3. IPアドレスのセグメント(ネットワーク)が違う
実際に双方の環境で
ip addr などのコマンドを打ってIPアドレスを確認してみてください。- WSLのIP:
172.29.x.x - Hyper-VのIP:
172.18.x.x
このように、ネットワークの所属(セグメント)自体が全く異なるため、そのままでは経路(ルート)が分からず迷子になってしまうのです。
どうすればSSHできるようになる?(解決策)
この問題を解決する方法は主に2つあります。環境に合わせて試してみてください。
解決策A:Hyper-V側を「外部スイッチ」に変更する(おすすめ)
一番手っ取り早く、確実な方法です。
- Hyper-Vマネージャーを開く。
- 「仮想スイッチマネージャー」で、物理LAN(Wi-Fiや有線)に紐づいた「外部」スイッチを新しく作成する。
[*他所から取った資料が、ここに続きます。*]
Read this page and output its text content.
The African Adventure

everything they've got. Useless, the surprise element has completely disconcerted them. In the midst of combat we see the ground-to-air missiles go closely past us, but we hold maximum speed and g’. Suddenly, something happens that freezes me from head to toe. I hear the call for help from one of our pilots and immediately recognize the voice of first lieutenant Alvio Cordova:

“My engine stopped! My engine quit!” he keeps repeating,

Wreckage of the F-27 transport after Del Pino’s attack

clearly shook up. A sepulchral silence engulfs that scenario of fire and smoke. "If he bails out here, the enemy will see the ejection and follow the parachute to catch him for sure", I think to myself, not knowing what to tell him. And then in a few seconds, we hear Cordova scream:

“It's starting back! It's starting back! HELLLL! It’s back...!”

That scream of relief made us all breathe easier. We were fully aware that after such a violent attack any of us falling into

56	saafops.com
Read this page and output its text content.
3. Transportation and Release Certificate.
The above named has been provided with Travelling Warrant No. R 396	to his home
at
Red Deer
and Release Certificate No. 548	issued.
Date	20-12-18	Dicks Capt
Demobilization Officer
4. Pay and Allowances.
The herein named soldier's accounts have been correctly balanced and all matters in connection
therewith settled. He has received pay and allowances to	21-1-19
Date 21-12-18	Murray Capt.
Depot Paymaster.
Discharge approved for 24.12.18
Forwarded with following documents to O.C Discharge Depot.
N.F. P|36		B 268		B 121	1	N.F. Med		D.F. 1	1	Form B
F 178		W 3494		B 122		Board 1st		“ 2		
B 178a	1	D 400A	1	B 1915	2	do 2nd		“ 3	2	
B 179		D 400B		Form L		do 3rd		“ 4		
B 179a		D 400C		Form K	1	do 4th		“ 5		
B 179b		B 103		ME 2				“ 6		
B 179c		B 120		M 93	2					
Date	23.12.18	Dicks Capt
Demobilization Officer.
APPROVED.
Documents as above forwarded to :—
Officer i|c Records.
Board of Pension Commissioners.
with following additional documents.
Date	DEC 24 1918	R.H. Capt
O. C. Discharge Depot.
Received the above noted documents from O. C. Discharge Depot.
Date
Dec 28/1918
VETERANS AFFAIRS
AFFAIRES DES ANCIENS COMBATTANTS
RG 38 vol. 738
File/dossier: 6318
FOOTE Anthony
- Hyper-V仮想マシンの設定を開き、ネットワークアダプターの接続先を今作った「外部スイッチ」に変える。
【結果】 Hyper-VのVMが、あなたの家のルーターから直接IPアドレス(例:
192.168.x.x)を貰うようになります。これでWindowsホストと同じネットワークになるため、WSLからも一発でSSHできるようになります。解決策B:Windows側でポートフォワーディングを設定する
ネットワーク構成を変えたくない場合は、Windows(親)を中継地点にする方法です。
WindowsのPowerShell(管理者権限)で
netsh interface portproxy コマンドを使い、「Windowsの特定のポートに届いた通信を、Hyper-V(またはWSL)のIPに転送する」という設定を組みます。まとめ:仕組みさえ分かれば怖くない!
- 原因: WSLとHyper-Vは、別々の仮想ルーター(スイッチ)に繋がっているから。
- 対策: Hyper-V側を「外部スイッチ」にして、同じネットワークに参加させてあげるのが一番簡単。
同じPC内だからこそ盲点になりやすいネットワークの壁。仕組みを理解して、快適な開発環境を構築しましょう!